What does tax code 280E mean for cannabis businesses?

What does tax code 280E mean for cannabis businesses?

 

What is tax code 280E? As things fall into place for Missouri’s industry, understanding the different tax regulations is crucial for cannabis businesses. 

In a nutshell, Section 280E prevents businesses that have hands on federally illegal substances from claiming tax deductions or receiving tax credits. 

State-legal, plant-touching cannabis businesses fall under this category, and entrepreneurs in the space must pay taxes on all of their earned revenue without using business expenses to reduce their taxable income. 
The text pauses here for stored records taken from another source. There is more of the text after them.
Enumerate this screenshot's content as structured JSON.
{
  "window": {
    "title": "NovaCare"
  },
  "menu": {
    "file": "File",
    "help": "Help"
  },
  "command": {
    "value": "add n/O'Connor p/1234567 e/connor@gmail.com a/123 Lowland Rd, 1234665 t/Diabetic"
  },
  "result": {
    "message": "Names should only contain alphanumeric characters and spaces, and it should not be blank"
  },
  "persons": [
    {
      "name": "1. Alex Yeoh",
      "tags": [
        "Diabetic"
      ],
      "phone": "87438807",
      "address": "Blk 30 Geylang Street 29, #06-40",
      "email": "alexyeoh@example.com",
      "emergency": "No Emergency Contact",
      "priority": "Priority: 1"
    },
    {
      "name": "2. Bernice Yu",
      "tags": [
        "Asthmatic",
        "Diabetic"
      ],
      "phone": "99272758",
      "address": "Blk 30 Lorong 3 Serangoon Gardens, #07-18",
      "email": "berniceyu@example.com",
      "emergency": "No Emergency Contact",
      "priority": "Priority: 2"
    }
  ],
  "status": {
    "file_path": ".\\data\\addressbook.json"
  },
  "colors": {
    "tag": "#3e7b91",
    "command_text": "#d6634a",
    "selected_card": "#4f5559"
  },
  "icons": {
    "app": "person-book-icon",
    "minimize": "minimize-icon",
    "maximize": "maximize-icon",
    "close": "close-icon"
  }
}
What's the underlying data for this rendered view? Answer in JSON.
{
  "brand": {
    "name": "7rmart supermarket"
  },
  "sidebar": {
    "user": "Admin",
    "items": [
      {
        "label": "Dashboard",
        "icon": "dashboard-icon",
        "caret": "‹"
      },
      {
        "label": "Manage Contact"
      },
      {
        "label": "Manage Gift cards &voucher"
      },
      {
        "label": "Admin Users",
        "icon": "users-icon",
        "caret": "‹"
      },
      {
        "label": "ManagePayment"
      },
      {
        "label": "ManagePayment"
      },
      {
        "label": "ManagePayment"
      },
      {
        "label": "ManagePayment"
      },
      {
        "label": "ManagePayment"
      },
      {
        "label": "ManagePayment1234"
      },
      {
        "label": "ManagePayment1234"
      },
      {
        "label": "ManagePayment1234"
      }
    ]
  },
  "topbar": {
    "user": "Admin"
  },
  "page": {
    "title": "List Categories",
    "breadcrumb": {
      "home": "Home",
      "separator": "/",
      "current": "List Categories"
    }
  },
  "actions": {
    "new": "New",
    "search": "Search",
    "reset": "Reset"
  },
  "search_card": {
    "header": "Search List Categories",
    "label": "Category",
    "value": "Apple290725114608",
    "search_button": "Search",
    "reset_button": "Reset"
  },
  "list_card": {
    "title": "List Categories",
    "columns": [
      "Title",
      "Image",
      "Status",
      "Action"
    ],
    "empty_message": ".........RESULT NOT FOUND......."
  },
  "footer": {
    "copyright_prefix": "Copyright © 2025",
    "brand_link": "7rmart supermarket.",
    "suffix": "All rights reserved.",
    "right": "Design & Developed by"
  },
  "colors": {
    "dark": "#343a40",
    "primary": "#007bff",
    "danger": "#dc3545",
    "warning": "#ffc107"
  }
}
Section 280E originated from a 1981 court case when a convicted drug trafficker was allowed to deduct business expenses from selling illicit drugs. Congress very quickly created Section 280E in 1982 to prevent future drug dealers operating illegally from taking advantage of tax deductions. The passing of this tax code, though, has ended up hurting more legal cannabis businesses than illicit drug traffickers.

A variety of different business expenses are affected when it comes to Section 280E. Things like employee salaries, marketing, and advertising costs, rental fees for facilities, routine repair and maintenance, and health insurance premiums are all expenses that do not qualify for deductions under this tax code. In addition, general administrative costs like bookkeeping, storage of cannabis, depreciation of cannabis, and state excise taxes are all also likely to be challenged. 

However, state-legal cannabis businesses are allowed to deduct the Cost of Goods Sold (COGS). This can be very difficult to prove and the IRS tends to crack the whip a little harder on cannabis businesses, so thorough documentation and collaborating with a tax professional are key. 

“Recent court decisions related to excessive taxes, penalties, and fines under IRS code 280E may be opening a path to file a protective claim for refund tax returns,” said David Smith of Smith Patrick CPAs. “This process extends your right to claim tax refunds if and when these tax rules are reversed. Be sure to ask your CPA and attorney if this might be appropriate in your situation. Regardless of your tax planning strategies, it is imperative that you continue to follow impeccable accounting procedures.

Cannabis businesses can also deduct expenses made on their non-cannabis activities, as long as they are separate. For example, a medical center that provides members medical cannabis was allowed to deduct expenses associated with providing its members’ hygiene supplies, meals, and social activities. This is because this particular facility primarily operated as a caregiving service to its members, with medical cannabis being a secondary resource to the caregiving service. Alternatively, a dispensary selling t-shirts, smoking supplies, and books were not allowed to deduct expenses because their primary revenue was accrued from cannabis sales. 

Cannabis businesses are facing struggles that ordinary businesses do not because of this tax code. Traditionally, federal income taxes are based on this formula: start with gross income, subtract taxable expenses, then pay taxes on this amount. Cannabis businesses do not have taxable expenses to subtract, so they are paying on gross income alone and end up paying tax rates that are 70% or higher. Below is a chart with information from a white paper done by thecannabisindustry.org

Gross Revenue $1,000,000 $1,000,000
Cost of Goods Sold $650,000 $650,000
Gross Income $350,000 $350,000
Deductible Business Expenses $200,000 $0
Taxable Income $150,000 $350,000
Tax (30%) $45,000 $105,000
Effective Tax Rate 30% 70%

As legal the cannabis business grows and evolves, restructuring this tax code is necessary in order for these businesses to succeed.